Copies between local file systems are a daily activity. Files are constantly being moved to locations accessible by systems with different functions and/or storage limits, being backed up and restored, or being moved due to upgraded and/or replaced hardware. Hence, maximizing the performance of copies as well as checksums that ensure the integrity of copies is desirable to minimize the turnaround time of user and administrator activities. Modern parallel file systems provide very high performance for such operations using a variety of techniques such as striping files across multiple disks to increase aggregate I/O bandwidth and spreading disks across multiple servers to increase aggregate interconnect bandwidth.

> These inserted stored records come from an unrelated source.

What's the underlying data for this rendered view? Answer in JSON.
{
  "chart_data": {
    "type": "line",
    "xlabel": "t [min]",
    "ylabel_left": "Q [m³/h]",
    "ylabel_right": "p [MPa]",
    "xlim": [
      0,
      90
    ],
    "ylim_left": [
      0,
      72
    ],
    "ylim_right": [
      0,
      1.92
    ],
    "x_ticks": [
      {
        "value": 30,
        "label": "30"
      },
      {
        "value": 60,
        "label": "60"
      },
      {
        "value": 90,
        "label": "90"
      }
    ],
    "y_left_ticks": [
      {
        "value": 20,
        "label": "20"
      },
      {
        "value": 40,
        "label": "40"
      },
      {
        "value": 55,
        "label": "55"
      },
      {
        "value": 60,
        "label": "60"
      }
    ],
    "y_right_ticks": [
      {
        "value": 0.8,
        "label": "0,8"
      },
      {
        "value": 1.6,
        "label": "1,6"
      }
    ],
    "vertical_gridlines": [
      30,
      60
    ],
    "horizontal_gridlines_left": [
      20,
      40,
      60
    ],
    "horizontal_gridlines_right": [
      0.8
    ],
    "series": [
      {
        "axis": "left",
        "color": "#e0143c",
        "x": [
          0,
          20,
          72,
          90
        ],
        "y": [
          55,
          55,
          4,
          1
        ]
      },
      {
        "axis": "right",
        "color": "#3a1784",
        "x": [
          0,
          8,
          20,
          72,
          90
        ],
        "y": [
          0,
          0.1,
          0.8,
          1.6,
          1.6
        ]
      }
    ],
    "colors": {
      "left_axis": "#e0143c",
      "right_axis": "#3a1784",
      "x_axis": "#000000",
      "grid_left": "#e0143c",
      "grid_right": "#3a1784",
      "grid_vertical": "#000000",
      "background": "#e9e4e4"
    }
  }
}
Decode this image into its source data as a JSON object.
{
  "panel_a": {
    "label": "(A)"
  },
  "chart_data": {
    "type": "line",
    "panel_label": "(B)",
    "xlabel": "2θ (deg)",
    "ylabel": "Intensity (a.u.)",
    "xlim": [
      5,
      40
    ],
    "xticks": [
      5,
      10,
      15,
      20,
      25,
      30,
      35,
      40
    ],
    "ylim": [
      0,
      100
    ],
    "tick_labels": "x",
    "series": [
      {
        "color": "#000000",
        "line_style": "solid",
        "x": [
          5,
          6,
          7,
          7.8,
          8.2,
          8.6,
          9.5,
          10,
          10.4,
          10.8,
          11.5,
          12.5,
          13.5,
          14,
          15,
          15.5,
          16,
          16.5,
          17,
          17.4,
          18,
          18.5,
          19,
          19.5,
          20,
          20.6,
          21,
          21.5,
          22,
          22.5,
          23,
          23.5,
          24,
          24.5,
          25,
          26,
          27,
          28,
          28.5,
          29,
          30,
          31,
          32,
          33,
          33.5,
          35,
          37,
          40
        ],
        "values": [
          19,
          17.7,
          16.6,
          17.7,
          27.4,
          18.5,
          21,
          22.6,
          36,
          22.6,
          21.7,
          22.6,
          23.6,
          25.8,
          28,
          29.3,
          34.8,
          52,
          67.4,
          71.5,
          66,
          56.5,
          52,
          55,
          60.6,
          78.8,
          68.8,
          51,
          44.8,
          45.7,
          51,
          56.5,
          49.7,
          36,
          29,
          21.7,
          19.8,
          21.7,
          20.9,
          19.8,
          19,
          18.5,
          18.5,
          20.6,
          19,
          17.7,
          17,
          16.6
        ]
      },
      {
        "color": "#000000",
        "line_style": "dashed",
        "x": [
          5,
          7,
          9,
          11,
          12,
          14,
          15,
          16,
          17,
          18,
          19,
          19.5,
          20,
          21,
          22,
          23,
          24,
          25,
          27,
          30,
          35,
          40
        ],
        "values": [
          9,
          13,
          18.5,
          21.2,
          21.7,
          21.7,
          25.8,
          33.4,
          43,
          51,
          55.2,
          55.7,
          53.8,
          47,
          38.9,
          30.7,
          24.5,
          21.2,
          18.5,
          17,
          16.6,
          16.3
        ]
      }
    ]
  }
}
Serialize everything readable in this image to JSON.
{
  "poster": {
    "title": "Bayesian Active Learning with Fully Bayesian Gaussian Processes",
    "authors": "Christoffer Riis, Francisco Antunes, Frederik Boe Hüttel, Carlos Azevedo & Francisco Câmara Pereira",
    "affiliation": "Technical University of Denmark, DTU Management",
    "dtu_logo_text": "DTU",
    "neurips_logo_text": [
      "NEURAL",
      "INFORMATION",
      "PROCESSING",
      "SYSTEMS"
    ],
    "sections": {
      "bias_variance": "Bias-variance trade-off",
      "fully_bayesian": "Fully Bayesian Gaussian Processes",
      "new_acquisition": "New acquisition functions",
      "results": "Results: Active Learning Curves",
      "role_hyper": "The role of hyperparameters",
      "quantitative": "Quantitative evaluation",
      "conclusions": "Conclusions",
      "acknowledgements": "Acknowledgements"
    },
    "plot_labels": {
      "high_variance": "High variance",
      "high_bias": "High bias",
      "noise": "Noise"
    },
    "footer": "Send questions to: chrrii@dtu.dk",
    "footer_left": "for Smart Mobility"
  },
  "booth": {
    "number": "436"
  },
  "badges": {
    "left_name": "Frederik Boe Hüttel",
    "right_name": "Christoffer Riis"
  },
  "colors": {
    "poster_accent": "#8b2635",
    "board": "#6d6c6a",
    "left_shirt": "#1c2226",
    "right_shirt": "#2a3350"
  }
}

To achieve peak performance from such systems, it is typically necessary to utilize multiple concurrent readers/writers from multiple systems to overcome various single-system limitations such as number of processors and network bandwidth. The standard cp and md5sum tools of GNU coreutils found on every modern Unix/Linux system, however, utilize a single execution thread on a single CPU core of a single system, hence cannot take full advantage of the increased performance of clustered file systems.
Mcp and msum are drop-in replacements for cp and md5sum that utilize multiple types of parallelism to achieve maximum copy and checksum performance on clustered file systems. Multi-threading is used to ensure that nodes are kept as busy as possible. Read/write parallelism allows individual operations of a single copy to be overlapped using asynchronous I/ O. Multi-node cooperation allows different nodes to take part in the same copy /checksum. Split file processing allows multiple threads to operate concurrently on the same file. Finally, hash trees allow inherently serial checksums to be performed in parallel.